With the development of the Internet into a particularly powerful, multi-optional media
environment, the focus of behavioral observation of selective exposure to media content has
shifted to online content, and computer or web-based research designs (Best et al., 2005; Garrett
et al., 2013; Knobloch-Westerwick, Johnson, & Westerwick, 2015; Knobloch-Westerwick,
Sharma, et al., 2005; Messing & Westwood, 2014). Typically, studies investigate the impact of
initial attitudes (and other individual level variables measured before and after selective
MEASURING ONLINE SELECTIVE EXPOSURE 10
exposure) on the number of related news articles and time spent with reading them (Stroud &
Muddiman, 2013; Taber & Lodge, 2006). Other studies investigated the influence of
experimental manipulations on selection behavior as the dependent variable (Knobloch-
Westerwick & Sarge, 2015; Valentino, Banks, Hutchings, & Davis, 2009).

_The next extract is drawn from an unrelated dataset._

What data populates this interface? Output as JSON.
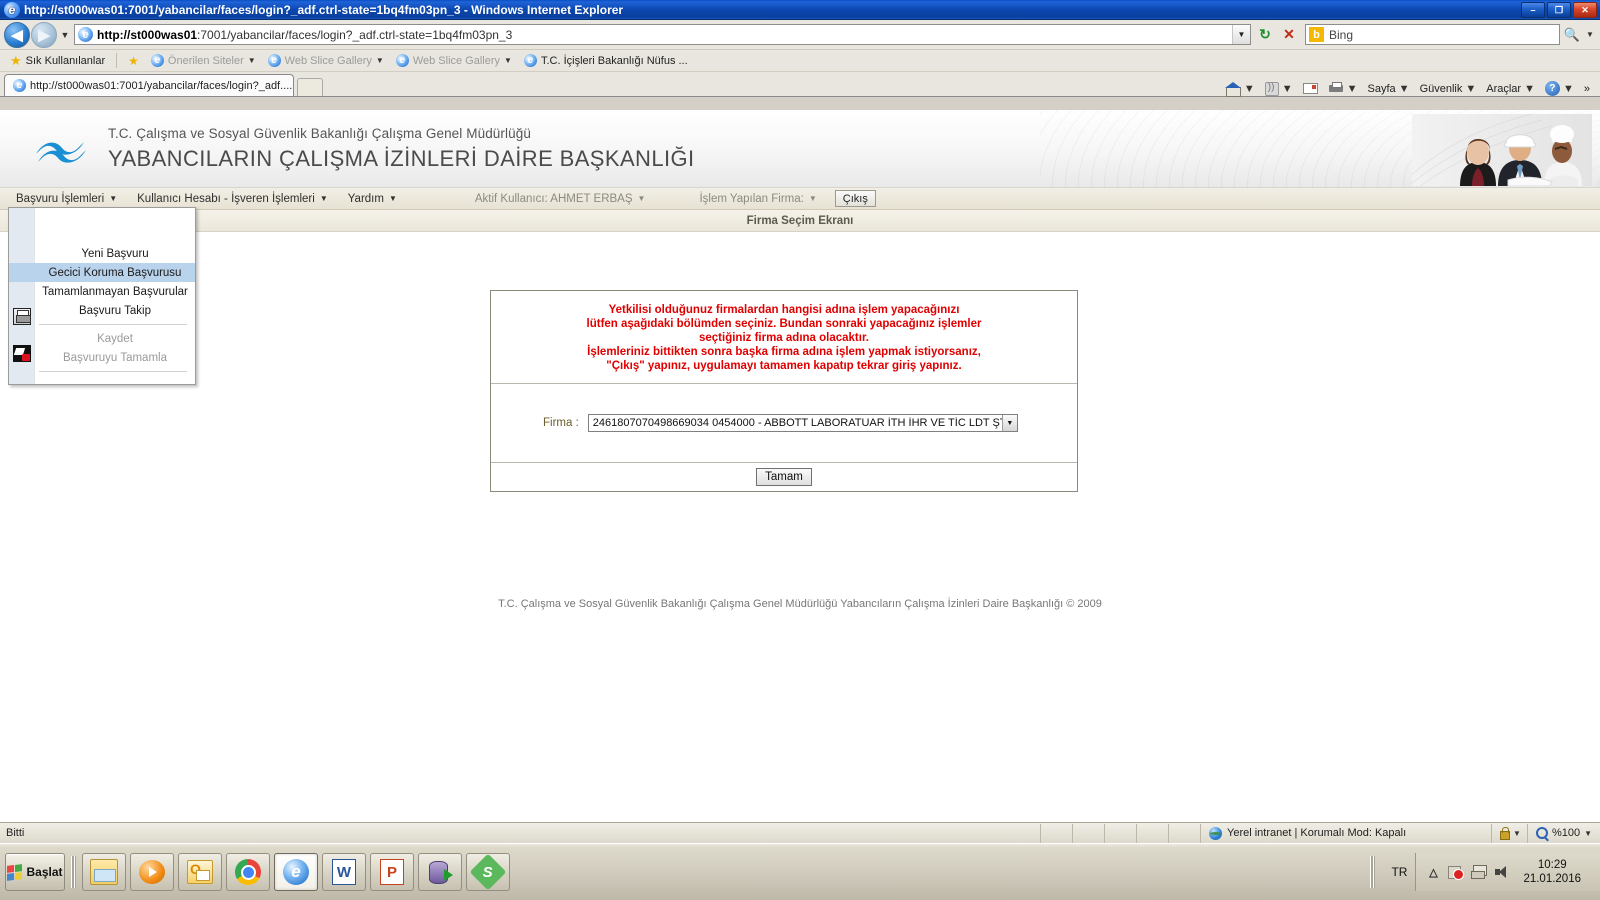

A particularly prolific and elegant approach to observe online selective exposure has been
developed by Hastall and Knobloch-Westerwick (2013). In a number of studies their research
group presented participants with specifically prepared websites that unobtrusively logged
selective exposure measures such as the number of selected articles, and the time spent reading
selected articles within a given time frame, after which a follow-up questionnaire was
automatically loaded (e.g. Knobloch-Westerwick, Dillman Carpentier, Blumhoff, & Nickel,
2005; Knobloch-Westerwick & Johnson, 2014; Knobloch-Westerwick et al., 2015; Knobloch-
Westerwick & Meng, 2011). These studies comprise a wide topical array of issues (including
gun control, abortion, health care, or minimum wages), and monitor participants’ website
browsing behavior (e.g., time spent with articles consistent or inconsistent with the individual’s
attitude).
Clay et al. (2013, p. 159) who refer to this methodological approach as the “mock website
paradigm” (p. 159) have noted several strengths and limitations (see also Hastall & Knobloch-
Westerwick, 2013). Compared to other measures of selective exposure such as retrospective
reports or behavioral intentions, this approach has the highest external validity as it unobtrusively
captures actual selective exposure behavior. Hence, this method is less reliant on participants’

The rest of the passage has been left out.